Deve estar já a estranhar o facto de o tratar por terráqueo e pensar que a exploração de extraterrestres me subiu à cabeça. Contudo, vem esta carta explicar-lhe as peripécias da minha viagem. Isto se porventura chegar ao destino e for o próprio comandante a lê-la. Porém, se não é o comandante Almeida o leitor deste escrito, deverá ainda assim continuar a leitura e contar a quem de respeito o que lhe conto por estas palavras e não outras.

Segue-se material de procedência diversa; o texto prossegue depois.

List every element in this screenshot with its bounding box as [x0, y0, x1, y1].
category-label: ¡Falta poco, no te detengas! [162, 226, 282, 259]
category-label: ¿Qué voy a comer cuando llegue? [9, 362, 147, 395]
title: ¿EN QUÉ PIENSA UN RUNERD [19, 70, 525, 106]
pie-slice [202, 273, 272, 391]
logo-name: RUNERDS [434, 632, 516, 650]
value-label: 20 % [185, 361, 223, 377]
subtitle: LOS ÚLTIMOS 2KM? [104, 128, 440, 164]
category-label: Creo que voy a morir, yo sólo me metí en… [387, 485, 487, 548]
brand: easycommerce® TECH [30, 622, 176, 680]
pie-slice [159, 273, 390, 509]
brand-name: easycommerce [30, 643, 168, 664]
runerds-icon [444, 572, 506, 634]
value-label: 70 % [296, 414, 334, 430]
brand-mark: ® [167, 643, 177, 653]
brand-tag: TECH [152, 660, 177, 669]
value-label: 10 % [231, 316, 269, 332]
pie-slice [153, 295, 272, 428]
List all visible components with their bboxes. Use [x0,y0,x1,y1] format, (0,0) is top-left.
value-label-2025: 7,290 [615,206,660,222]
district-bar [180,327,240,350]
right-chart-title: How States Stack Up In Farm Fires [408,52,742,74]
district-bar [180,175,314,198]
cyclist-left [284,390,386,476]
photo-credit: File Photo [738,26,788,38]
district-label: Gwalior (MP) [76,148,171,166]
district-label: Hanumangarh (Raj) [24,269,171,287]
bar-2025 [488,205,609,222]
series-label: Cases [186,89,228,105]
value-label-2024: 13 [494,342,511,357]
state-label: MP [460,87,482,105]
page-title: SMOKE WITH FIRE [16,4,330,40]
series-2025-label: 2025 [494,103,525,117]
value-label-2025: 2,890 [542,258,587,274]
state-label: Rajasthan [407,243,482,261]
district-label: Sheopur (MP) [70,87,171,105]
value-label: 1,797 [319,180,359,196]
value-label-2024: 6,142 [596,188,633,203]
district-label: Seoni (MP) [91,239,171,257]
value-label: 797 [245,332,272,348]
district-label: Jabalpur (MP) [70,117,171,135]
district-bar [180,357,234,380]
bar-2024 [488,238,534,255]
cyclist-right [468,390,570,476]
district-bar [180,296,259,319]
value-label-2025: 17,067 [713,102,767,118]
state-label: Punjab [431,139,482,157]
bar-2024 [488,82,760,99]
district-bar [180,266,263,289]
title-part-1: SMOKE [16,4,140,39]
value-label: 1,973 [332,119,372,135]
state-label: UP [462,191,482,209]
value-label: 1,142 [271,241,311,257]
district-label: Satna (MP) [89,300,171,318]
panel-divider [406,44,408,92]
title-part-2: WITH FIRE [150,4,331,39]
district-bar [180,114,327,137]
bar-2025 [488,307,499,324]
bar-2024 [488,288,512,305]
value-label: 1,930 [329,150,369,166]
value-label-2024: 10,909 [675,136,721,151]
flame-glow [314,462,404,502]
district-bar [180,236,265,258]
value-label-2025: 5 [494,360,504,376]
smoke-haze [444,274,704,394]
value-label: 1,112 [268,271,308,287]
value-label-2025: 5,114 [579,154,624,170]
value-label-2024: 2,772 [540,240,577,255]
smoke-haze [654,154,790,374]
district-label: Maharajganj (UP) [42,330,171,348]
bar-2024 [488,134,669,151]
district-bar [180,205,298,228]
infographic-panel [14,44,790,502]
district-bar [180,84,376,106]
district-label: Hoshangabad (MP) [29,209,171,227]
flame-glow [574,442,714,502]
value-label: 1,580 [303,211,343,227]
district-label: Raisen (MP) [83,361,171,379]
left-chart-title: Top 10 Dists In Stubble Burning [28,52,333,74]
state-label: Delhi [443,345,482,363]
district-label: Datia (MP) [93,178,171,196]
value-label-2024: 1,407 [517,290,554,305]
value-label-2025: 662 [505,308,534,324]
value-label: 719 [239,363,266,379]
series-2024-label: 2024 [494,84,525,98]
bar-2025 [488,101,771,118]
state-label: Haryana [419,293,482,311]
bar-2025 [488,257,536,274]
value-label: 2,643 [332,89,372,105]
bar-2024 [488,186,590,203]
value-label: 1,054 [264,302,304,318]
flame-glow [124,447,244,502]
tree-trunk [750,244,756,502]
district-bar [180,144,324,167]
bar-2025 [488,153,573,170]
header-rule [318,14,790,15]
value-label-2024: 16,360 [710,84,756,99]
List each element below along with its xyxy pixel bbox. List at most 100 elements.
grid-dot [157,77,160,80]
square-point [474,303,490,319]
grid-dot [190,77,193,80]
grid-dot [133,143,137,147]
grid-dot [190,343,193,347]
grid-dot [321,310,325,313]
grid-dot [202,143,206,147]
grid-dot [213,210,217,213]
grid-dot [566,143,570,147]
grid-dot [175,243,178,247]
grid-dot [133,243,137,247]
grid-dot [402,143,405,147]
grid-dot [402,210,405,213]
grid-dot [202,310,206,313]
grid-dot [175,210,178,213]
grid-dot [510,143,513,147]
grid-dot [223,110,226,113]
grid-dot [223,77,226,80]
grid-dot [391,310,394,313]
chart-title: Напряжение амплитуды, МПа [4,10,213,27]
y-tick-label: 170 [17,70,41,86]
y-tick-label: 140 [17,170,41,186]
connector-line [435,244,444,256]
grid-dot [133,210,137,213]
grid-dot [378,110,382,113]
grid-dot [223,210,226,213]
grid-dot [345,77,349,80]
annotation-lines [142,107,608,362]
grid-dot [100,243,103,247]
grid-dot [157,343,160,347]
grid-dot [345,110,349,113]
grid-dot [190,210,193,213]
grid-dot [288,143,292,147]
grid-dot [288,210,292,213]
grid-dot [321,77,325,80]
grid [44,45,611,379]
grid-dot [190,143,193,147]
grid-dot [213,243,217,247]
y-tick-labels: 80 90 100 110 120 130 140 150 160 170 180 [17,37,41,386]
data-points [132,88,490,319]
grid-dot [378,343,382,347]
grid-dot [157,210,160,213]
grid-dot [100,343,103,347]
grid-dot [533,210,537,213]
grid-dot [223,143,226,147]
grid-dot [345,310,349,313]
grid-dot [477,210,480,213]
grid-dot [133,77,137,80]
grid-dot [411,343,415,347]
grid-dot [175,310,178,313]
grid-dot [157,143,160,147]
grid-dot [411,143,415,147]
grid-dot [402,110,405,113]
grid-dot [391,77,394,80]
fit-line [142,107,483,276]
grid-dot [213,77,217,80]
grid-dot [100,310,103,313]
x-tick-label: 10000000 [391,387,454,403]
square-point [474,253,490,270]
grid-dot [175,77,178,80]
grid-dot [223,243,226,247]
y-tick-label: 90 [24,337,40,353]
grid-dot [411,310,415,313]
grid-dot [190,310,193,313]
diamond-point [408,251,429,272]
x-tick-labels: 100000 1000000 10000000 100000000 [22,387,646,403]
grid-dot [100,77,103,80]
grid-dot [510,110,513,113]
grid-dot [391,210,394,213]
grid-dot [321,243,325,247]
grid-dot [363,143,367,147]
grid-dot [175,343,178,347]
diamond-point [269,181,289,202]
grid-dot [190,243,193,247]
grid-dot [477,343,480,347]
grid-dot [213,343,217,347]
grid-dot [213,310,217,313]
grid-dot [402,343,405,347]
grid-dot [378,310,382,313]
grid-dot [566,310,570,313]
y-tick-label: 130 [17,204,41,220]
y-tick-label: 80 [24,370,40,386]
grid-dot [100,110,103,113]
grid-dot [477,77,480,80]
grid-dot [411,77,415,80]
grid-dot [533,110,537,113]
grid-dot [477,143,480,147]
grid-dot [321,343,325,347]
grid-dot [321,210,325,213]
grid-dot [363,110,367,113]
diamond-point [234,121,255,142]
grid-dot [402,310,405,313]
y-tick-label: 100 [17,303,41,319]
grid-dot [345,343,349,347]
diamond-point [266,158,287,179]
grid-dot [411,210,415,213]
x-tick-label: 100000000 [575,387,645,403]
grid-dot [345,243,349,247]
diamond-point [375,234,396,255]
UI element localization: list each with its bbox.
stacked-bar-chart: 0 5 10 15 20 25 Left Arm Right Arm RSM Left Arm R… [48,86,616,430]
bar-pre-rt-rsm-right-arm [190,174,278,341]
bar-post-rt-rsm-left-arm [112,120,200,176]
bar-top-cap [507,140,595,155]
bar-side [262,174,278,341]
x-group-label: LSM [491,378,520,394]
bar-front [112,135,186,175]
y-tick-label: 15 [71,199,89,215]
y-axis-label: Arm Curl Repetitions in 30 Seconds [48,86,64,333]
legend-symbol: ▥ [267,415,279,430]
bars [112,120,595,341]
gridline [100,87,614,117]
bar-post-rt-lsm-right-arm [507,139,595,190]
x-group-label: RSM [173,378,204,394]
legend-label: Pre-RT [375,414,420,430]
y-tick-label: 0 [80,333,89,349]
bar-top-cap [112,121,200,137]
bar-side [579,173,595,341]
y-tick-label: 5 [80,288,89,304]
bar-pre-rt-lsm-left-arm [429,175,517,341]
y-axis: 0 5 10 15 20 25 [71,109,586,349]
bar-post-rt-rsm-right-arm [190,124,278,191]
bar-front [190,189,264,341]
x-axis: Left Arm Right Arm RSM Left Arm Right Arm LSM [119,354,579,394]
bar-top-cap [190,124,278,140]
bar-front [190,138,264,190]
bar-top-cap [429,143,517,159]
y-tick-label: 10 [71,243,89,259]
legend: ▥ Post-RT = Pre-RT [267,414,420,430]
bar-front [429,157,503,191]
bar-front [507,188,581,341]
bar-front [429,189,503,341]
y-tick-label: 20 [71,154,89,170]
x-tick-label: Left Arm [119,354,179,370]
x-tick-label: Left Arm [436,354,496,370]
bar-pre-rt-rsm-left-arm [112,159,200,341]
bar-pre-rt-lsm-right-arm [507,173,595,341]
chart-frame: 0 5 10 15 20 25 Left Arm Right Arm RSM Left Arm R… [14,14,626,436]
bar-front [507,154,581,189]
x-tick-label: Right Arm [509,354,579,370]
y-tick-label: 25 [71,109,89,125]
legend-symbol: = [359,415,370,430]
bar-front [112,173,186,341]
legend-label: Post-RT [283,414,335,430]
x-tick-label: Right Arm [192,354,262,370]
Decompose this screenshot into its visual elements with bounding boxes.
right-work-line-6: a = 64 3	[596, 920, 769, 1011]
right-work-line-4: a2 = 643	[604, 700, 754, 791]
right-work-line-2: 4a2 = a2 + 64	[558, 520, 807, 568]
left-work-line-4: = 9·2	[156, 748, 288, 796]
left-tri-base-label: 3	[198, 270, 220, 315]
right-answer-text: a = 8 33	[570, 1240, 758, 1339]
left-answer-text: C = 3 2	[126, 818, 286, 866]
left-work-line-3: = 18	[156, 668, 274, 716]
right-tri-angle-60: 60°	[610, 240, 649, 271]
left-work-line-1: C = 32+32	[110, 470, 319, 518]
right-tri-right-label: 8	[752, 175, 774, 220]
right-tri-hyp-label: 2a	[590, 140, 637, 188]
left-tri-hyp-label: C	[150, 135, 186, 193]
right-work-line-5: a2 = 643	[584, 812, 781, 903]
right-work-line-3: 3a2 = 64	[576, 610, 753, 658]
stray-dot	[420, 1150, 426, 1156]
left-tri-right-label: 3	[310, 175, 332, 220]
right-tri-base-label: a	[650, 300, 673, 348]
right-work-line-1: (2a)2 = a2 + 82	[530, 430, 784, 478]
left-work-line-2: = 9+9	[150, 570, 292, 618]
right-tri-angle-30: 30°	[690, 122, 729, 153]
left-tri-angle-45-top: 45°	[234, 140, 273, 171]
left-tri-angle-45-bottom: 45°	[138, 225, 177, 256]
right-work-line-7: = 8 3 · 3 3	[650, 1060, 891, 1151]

Relatarei então o sucedido:

Ao vigésimo segundo dia de viagem da expedição a bordo da nave K-612, em busca de vida extraterrestre pelo Sistema Solar 13, perdemos controlo de um dos propulsores da nave numa tempestade de meteoros. Sendo eu a mecânica de serviço nesta missão, dediquei-me à reparação do motor mas algo correu mal (e poderia ter corrido ainda pior): o propulsor começou a trabalhar quando ainda me encontrava do lado de fora da nave e a única imagem que retenho é a da K-612 a diminuir no meu campo de visão até se confundir com os astros mais brilhantes do horizonte galático.

Pensei que morreria aí, mas depois de um longo sono acordei para ver o meu camarada Hugo que me sacudia esperando sinais de vida. Ainda em estado debilitado, a equipa levou-me de volta à base espacial na Terra onde fui internada. Já cá me encontro há vários dias, talvez semanas, mas desde que comecei a recuperar tenho notado certas estranhezas e sei agora por certo que NÃO ME ENCONTRO NA TERRA.
Tudo aqui é exatamente semelhante ao que conhecia mas numa imagem assustadoramente inversa. Devo apressar-me a acabar esta carta que tento escrever com a mão esquerda para não suspeitarem da minha intrusão. O "Comandante Almeida" tem vindo visitar-me todos os dias pois fora o seu filho, um igual ao Hugo, que me salvara! Querem a todo o custo saber quem sou e de onde venho, mas tenho medo de lhes contar a verdade...

Estou presa num universo paralelo e temo pelo que acontecerá se me encontrar a mim própria!